To embrace common Sense is to acknowledge our limitations and be rational in our decision-making. For a layman new to investing, the best, risk-free, and easiest method to accumulate wealth over the long term is through systematically investing in Index Funds. I was introduced to John C. Bogle when I read Tony Robins' Money Master the Game in 2016. John C. Bogle had done his Ph.D. in Mutual Funds from Princeton University and founded the first-ever Index Fund Vanguard 500 in 1976.
To simplify indexing for beginners, let us assume that we do not have the appetite for risk, prowess, and time to choose the best stock from the market that would make us a millionaire in the future. Instead, if we choose to own the entire market by collectively investing in all the listed companies, we would be able to make a similar profit in line with the upward movement of the chosen Index.

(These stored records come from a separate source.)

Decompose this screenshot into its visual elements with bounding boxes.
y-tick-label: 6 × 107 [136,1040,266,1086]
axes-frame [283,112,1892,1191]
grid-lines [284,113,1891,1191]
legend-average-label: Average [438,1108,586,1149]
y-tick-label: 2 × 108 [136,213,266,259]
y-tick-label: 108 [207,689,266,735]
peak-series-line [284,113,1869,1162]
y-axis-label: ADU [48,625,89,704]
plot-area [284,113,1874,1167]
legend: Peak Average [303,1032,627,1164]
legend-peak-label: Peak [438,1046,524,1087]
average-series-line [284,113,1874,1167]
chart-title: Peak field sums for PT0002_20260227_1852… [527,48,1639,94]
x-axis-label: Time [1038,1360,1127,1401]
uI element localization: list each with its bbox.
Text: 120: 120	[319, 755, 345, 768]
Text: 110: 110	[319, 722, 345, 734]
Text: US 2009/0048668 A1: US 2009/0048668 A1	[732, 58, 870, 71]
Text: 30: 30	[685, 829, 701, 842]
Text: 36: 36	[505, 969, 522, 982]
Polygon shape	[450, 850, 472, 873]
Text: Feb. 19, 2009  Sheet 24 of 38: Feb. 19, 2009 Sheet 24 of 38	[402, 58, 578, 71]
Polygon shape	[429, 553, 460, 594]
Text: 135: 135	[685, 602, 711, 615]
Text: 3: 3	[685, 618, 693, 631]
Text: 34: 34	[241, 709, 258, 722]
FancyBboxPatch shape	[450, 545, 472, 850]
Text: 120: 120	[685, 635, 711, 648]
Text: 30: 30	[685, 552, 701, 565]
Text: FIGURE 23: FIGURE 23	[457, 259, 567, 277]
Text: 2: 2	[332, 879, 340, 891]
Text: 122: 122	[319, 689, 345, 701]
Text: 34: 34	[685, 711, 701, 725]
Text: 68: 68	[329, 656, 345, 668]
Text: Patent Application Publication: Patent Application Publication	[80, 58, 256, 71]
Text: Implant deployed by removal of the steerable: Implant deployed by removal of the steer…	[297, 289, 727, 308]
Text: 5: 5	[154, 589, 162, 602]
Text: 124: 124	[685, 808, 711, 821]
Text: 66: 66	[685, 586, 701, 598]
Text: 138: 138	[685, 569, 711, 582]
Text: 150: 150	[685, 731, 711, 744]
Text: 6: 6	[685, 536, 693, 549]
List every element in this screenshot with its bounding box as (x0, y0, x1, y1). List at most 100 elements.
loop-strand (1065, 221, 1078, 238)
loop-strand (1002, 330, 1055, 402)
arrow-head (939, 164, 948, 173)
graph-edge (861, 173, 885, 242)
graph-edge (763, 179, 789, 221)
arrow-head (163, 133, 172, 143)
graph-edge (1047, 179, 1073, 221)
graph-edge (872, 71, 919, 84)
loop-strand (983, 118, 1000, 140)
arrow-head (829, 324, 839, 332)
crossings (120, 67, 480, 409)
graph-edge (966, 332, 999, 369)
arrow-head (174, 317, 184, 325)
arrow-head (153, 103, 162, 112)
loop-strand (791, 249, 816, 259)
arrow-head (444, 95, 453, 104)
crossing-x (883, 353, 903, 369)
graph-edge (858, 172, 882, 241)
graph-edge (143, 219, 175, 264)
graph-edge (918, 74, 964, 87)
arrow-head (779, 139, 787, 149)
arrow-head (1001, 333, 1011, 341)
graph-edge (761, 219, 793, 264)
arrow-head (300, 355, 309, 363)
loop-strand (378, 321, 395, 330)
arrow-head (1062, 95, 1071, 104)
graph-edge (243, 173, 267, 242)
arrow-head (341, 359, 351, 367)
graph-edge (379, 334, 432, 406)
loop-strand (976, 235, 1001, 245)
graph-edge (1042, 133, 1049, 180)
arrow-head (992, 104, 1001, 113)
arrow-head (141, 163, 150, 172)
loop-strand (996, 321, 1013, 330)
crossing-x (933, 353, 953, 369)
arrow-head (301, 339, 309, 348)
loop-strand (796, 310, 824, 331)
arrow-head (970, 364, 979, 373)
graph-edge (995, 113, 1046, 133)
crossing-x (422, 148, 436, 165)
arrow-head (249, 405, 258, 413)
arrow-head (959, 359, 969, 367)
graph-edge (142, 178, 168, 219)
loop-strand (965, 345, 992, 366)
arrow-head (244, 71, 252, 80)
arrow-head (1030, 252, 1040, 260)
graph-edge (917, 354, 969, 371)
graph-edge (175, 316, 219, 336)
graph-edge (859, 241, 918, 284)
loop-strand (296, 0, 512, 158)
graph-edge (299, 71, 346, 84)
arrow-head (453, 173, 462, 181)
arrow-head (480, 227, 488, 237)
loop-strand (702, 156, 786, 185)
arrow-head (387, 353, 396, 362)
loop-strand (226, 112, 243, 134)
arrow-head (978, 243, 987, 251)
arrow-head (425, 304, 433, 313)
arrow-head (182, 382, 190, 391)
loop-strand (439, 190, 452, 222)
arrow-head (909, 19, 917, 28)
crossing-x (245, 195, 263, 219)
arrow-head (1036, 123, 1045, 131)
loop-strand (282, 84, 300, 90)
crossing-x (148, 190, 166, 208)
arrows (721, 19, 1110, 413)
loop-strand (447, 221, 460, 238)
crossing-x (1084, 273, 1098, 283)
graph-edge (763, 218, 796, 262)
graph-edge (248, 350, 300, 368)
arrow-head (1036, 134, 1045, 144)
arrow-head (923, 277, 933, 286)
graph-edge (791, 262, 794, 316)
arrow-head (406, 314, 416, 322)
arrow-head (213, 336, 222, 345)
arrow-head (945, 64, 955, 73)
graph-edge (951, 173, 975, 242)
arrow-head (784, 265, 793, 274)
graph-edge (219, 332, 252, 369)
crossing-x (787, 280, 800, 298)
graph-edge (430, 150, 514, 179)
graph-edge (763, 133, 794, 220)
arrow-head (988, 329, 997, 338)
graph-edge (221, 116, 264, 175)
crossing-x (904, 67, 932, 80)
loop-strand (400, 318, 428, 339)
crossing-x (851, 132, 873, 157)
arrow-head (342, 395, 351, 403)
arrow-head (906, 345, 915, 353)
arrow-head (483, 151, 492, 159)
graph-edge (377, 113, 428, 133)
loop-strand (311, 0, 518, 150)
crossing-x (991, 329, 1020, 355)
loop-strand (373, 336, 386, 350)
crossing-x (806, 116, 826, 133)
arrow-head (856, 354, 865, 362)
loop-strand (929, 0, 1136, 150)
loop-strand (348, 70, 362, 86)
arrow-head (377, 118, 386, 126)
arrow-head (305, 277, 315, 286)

The tenet of Index investing is that even if we cannot beat the market, we still do not lose our invested money (risk-free).
Back-of-the-envelope calculations suggest that investing a sum of Rs. 5000 a month, with an annual step-up of 10%, would accomplish the below-said figure within thirty years. Assuming that the annualized return would be a minimum (conservative) 9%, the invested sum of Rs. 40,00,000 would lead to a total value of Rs. 1,43,00,000 in thirty years. Thanks to the beauty and magic of compounding. But John C. Bogle also makes a significant point in this book on the tyranny of costs by stating, “Where returns are concerned, time is your friend. But where costs are concerned, time is your enemy.” In the context of mutual funds, it is also important to note the Expense Ratio (ER) which includes the cost attributed to managing and operating the active fund. Though Index Funds, typically carry low costs, the key is to choose a fund with the lowest ER.
Other key takeaways from the book:
1. Occam’s Razor: When there are multiple solutions to a problem, choose the simplest one.
2. Don’t look for the needle. Buy the haystack.
3. Buying funds based purely on past performance is one of the stupidest things an investor can do. Past performance does not reflect future progress.
4. Real Returns = Nominal Returns - Inflation Rate - Management Fees. Hence, Cost matters. A lot.
5. Expense Ratios are strong predictors of performance. Funds with high ER tend to carry high risk and lower returns.
If we imbibe a sense of patience and discipline by starting early, consistent investment throughout the runway would lead to desired results within twenty years without having to go through sleepless nights thinking about the market volatility. Warren Buffet once said, “It is not necessary to do extraordinary things to get extraordinary results." Starting early, and mimicking the market by investing in Index Funds is the best way to ensure that we live a comfortable post-retirement life.